About that seagull, it’s pretty universally agreed that the damned symbolic bird is not one of Chekhov’s finer choices. It shows up in Posner’s play, but there was likely no way he could have eliminated it, so there it lies, bloodily dead. Fortunately it’s soon forgotten as people lose at love, fail at suicide, compromise.
This one takes place, as does The Seagull, at a country house, in the Berkshires perhaps or maybe the Sierra foothills. A successful but aging film actress, Nina, self-centered and willful, is visiting with her writer/lover, Trig. Her touchy son, Con, puts on one of his plays for them, starring Nina, the young woman he loves, but the play is a disaster. Too bad for Mash, who loves Con, while local guy, Dev, loves her. Nina falls for Trig and…well, you get the idea: a chain of unrequited love, observed by Emma’s melancholy father, Sorn, the gently bewildered touchstone of the tale.
The mix up sounds like the stuff of farce, but though everyone behaves farcically at times–the play has lots of laughs–it’s not a farce but a sad and sympathetic view of the human comedy.
SF Playhouse’s creative team adds to the quality: Bill English, who designed the moodily stylized set, Abra Berman (costumes), Steve Schoenbeck (sound), James Sugg (composer), and Mark Hueske (lighting).

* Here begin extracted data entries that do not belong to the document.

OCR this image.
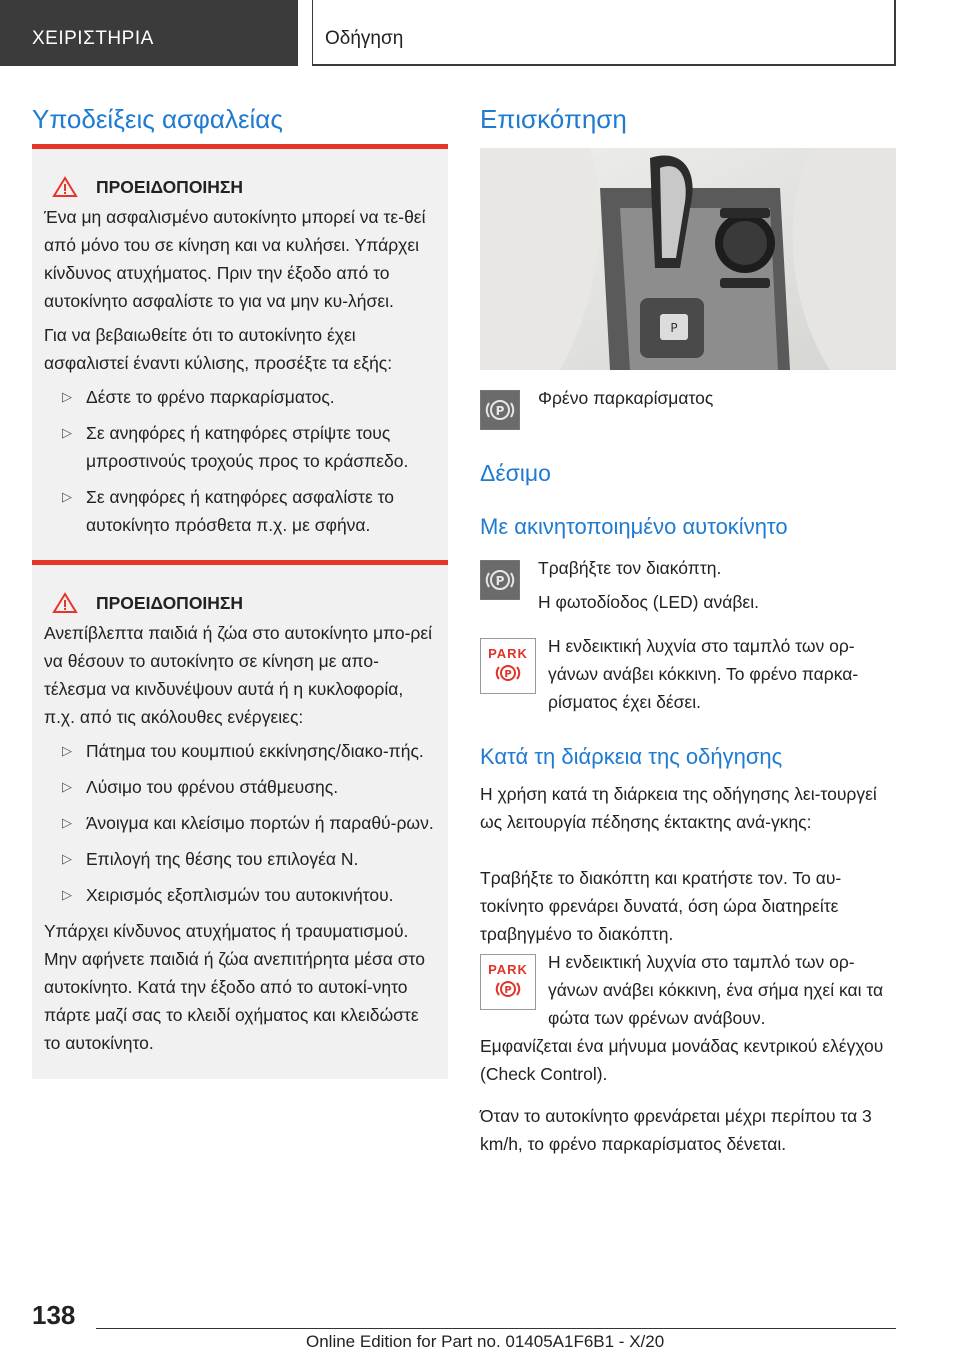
ΧΕΙΡΙΣΤΗΡΙΑ	Οδήγηση
Υποδείξεις ασφαλείας
ΠΡΟΕΙΔΟΠΟΙΗΣΗ

Ένα μη ασφαλισμένο αυτοκίνητο μπορεί να τε-θεί από μόνο του σε κίνηση και να κυλήσει. Υπάρχει κίνδυνος ατυχήματος. Πριν την έξοδο από το αυτοκίνητο ασφαλίστε το για να μην κυ-λήσει.

Για να βεβαιωθείτε ότι το αυτοκίνητο έχει ασφαλιστεί έναντι κύλισης, προσέξτε τα εξής:

▷ Δέστε το φρένο παρκαρίσματος.
▷ Σε ανηφόρες ή κατηφόρες στρίψτε τους μπροστινούς τροχούς προς το κράσπεδο.
▷ Σε ανηφόρες ή κατηφόρες ασφαλίστε το αυτοκίνητο πρόσθετα π.χ. με σφήνα.
ΠΡΟΕΙΔΟΠΟΙΗΣΗ

Ανεπίβλεπτα παιδιά ή ζώα στο αυτοκίνητο μπο-ρεί να θέσουν το αυτοκίνητο σε κίνηση με απο-τέλεσμα να κινδυνέψουν αυτά ή η κυκλοφορία, π.χ. από τις ακόλουθες ενέργειες:

▷ Πάτημα του κουμπιού εκκίνησης/διακο-πής.
▷ Λύσιμο του φρένου στάθμευσης.
▷ Άνοιγμα και κλείσιμο πορτών ή παραθύ-ρων.
▷ Επιλογή της θέσης του επιλογέα N.
▷ Χειρισμός εξοπλισμών του αυτοκινήτου.

Υπάρχει κίνδυνος ατυχήματος ή τραυματισμού. Μην αφήνετε παιδιά ή ζώα ανεπιτήρητα μέσα στο αυτοκίνητο. Κατά την έξοδο από το αυτοκί-νητο πάρτε μαζί σας το κλειδί οχήματος και κλειδώστε το αυτοκίνητο.

Επισκόπηση
P
P
Φρένο παρκαρίσματος
Δέσιμο
Με ακινητοποιημένο αυτοκίνητο
P
Τραβήξτε τον διακόπτη.
Η φωτοδίοδος (LED) ανάβει.
PARK
P
Η ενδεικτική λυχνία στο ταμπλό των ορ-γάνων ανάβει κόκκινη. Το φρένο παρκα-ρίσματος έχει δέσει.
Κατά τη διάρκεια της οδήγησης
Η χρήση κατά τη διάρκεια της οδήγησης λει-τουργεί ως λειτουργία πέδησης έκτακτης ανά-γκης:
Τραβήξτε το διακόπτη και κρατήστε τον. Το αυ-τοκίνητο φρενάρει δυνατά, όση ώρα διατηρείτε τραβηγμένο το διακόπτη.
PARK
P
Η ενδεικτική λυχνία στο ταμπλό των ορ-γάνων ανάβει κόκκινη, ένα σήμα ηχεί και τα φώτα των φρένων ανάβουν.
Εμφανίζεται ένα μήνυμα μονάδας κεντρικού ελέγχου (Check Control).
Όταν το αυτοκίνητο φρενάρεται μέχρι περίπου τα 3 km/h, το φρένο παρκαρίσματος δένεται.
138
Online Edition for Part no. 01405A1F6B1 - X/20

The cast fills seven roles pleasingly. Perhaps the most vivid is El Beh, as Mash, whose amusingly ironic songs are a highlight of the production. Carrie Paff is very strong as the imperious but vulnerable Emma, and as Dev, Joseph Estlack quietly steals scenes. Adam Magill brings a febrile quality to the role of the frenetic Con, and as the old man, Sorn, Bay Area veteran, Charles Shaw Robinson, has never been better. Johnny Moreno expertly conveys a hint of pompousness to the writer, Trig, and Martha Brigham nicely embodies the longing young actress, Nina.